This morning I was Facebook chatting with two of my dearest friends. After moving to a different city, Facebook has been a blessing to help me stay in touch. All three of us are traveling on our own roads of growth.
Life has a way of teaching us in the quiet, unassuming moments. I love these moments, because they are the ones that pierce my soul the deepest. Sometimes I watch others and find inspiration and strength through their actions and words.
One of my friends sent her daughter off on an incredible vacation for an extended period of time. I can imagine how difficult it was for her to say goodbye. I told her that I thought she was brave, to which she responded that she didn’t feel so brave. In that moment I learned that the very thing we are is the one thing we don’t feel at the time.
Case in point. Our journey has been a bit bumpy over the past year. I haven’t felt strong, brave or inspiring. In fact I have felt the opposite almost daily. As I sat and counseled with my sweet parents a few days ago, they thanked me for the example my husband and I have set as we have done our best to follow the inspirations we have received from Heavenly Father. They expressed how it has helped them through a few moments. I was baffled and humbled by this revelation.
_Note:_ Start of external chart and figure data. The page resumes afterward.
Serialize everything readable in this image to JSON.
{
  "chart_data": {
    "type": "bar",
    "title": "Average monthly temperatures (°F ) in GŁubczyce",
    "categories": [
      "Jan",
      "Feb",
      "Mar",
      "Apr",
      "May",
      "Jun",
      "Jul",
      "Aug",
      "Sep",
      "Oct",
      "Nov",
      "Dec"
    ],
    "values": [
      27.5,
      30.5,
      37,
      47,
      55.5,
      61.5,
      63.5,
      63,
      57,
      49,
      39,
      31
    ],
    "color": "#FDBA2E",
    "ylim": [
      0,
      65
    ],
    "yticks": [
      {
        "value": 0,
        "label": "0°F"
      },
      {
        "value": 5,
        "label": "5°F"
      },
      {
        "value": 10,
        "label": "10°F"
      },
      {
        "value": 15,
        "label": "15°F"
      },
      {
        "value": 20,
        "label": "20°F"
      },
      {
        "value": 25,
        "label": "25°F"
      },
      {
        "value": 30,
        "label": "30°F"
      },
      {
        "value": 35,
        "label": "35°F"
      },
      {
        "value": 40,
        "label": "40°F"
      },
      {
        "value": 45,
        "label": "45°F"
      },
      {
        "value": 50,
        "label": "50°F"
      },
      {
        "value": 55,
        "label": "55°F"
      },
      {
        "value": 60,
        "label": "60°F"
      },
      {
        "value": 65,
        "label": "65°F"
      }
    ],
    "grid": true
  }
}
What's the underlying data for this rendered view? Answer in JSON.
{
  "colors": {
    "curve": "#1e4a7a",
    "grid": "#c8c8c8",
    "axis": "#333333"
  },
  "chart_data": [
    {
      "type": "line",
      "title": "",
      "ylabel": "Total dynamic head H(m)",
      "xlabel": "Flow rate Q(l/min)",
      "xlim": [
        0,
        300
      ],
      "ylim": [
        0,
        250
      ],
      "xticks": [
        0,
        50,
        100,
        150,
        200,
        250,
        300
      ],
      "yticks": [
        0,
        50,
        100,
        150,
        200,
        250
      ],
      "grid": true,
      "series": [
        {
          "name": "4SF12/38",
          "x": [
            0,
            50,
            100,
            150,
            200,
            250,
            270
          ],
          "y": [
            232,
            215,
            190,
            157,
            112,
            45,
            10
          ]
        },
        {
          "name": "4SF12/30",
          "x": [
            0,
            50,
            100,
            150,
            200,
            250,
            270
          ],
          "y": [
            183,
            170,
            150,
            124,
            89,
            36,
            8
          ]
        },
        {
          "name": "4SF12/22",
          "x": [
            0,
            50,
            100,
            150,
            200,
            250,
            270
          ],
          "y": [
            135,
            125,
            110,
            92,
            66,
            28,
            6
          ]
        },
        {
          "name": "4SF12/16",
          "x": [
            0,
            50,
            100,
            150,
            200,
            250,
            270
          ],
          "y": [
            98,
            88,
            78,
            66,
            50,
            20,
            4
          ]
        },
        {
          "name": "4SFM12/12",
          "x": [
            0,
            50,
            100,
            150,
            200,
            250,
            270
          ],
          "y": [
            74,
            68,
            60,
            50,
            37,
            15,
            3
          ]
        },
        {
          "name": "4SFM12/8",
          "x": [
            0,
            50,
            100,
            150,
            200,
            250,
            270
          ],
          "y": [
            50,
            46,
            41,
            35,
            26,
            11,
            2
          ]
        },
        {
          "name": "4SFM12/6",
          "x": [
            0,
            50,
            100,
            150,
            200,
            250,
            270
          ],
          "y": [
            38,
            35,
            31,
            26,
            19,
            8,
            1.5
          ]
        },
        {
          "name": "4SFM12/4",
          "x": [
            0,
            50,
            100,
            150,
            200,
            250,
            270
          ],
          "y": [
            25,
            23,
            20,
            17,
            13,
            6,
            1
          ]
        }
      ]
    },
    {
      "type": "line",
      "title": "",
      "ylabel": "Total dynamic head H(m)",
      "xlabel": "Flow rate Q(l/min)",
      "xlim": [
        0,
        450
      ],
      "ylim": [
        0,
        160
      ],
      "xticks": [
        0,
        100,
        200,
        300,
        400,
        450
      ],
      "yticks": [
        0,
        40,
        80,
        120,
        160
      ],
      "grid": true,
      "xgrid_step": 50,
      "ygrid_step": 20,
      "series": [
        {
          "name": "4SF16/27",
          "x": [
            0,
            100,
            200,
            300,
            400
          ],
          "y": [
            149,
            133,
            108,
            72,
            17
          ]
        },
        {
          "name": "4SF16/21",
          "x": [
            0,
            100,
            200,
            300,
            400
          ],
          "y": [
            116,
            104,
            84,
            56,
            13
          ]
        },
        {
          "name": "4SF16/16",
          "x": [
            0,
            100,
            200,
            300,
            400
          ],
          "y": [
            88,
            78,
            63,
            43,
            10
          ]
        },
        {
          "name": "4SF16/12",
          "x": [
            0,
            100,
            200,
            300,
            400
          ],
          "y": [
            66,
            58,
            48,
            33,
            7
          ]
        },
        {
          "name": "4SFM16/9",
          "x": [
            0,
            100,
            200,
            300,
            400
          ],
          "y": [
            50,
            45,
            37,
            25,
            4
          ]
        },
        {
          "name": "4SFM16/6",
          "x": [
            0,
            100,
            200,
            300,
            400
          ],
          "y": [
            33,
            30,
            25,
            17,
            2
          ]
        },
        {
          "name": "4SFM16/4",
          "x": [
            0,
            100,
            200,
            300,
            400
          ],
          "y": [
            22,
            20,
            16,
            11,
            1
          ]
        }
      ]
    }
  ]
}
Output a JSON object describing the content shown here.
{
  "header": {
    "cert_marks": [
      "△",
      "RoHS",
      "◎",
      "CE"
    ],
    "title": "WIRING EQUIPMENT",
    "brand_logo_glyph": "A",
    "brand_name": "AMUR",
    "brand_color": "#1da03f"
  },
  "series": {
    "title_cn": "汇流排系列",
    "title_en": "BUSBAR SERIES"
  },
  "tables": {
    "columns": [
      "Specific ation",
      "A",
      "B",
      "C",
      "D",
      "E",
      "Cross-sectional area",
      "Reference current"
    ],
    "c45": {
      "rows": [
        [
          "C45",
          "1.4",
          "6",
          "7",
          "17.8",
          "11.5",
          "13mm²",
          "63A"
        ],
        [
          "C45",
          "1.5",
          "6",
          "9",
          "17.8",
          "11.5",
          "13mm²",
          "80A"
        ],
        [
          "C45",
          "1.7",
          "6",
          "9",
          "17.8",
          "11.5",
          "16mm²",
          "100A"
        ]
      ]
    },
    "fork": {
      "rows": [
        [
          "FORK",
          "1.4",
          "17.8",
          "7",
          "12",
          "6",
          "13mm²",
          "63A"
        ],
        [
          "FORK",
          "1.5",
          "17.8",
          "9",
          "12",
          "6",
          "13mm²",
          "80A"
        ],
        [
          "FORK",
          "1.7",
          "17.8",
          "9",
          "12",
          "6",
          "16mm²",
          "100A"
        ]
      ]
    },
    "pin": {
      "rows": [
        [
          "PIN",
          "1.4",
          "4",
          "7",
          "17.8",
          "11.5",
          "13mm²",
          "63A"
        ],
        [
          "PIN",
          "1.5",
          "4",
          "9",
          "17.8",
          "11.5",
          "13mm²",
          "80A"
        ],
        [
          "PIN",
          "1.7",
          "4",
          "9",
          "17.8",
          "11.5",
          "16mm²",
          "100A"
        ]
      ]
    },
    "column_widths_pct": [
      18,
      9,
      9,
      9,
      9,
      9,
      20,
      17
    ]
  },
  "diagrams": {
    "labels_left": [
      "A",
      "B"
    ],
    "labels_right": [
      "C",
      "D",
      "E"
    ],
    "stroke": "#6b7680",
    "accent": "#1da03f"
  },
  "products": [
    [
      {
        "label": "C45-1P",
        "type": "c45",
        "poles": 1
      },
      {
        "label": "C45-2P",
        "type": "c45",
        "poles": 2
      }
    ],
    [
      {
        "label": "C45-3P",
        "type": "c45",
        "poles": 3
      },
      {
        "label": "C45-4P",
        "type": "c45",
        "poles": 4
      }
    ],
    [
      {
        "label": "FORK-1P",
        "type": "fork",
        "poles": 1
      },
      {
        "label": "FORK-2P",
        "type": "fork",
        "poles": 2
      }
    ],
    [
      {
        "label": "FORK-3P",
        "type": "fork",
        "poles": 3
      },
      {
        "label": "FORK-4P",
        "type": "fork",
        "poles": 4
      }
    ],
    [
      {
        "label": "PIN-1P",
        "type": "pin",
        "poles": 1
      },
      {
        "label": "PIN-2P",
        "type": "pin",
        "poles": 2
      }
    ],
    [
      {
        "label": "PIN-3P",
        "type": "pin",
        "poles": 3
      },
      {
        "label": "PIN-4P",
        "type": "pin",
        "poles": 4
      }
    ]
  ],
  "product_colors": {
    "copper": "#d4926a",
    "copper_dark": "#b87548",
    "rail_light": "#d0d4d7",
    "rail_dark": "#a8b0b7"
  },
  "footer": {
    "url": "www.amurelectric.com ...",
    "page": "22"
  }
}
As I chatted with my other friend, I opened up my heart. This is not something I do with ease. It takes a lot of courage for me to show what is in there. I guess I have always felt that if I guard it, I will keep it safe. Funny how that is completely the opposite of how I should grow. I realized as I opened the door that it is healing to allow light to come in and burdens to escape.
These two friends have been an inspiration to me on so many occasions. They are beautiful women who are doing their best to become who they truly are. I am so grateful that they were sent to my life, because of the unique gifts they have given my heart. So to them, thank you for sharing my journey.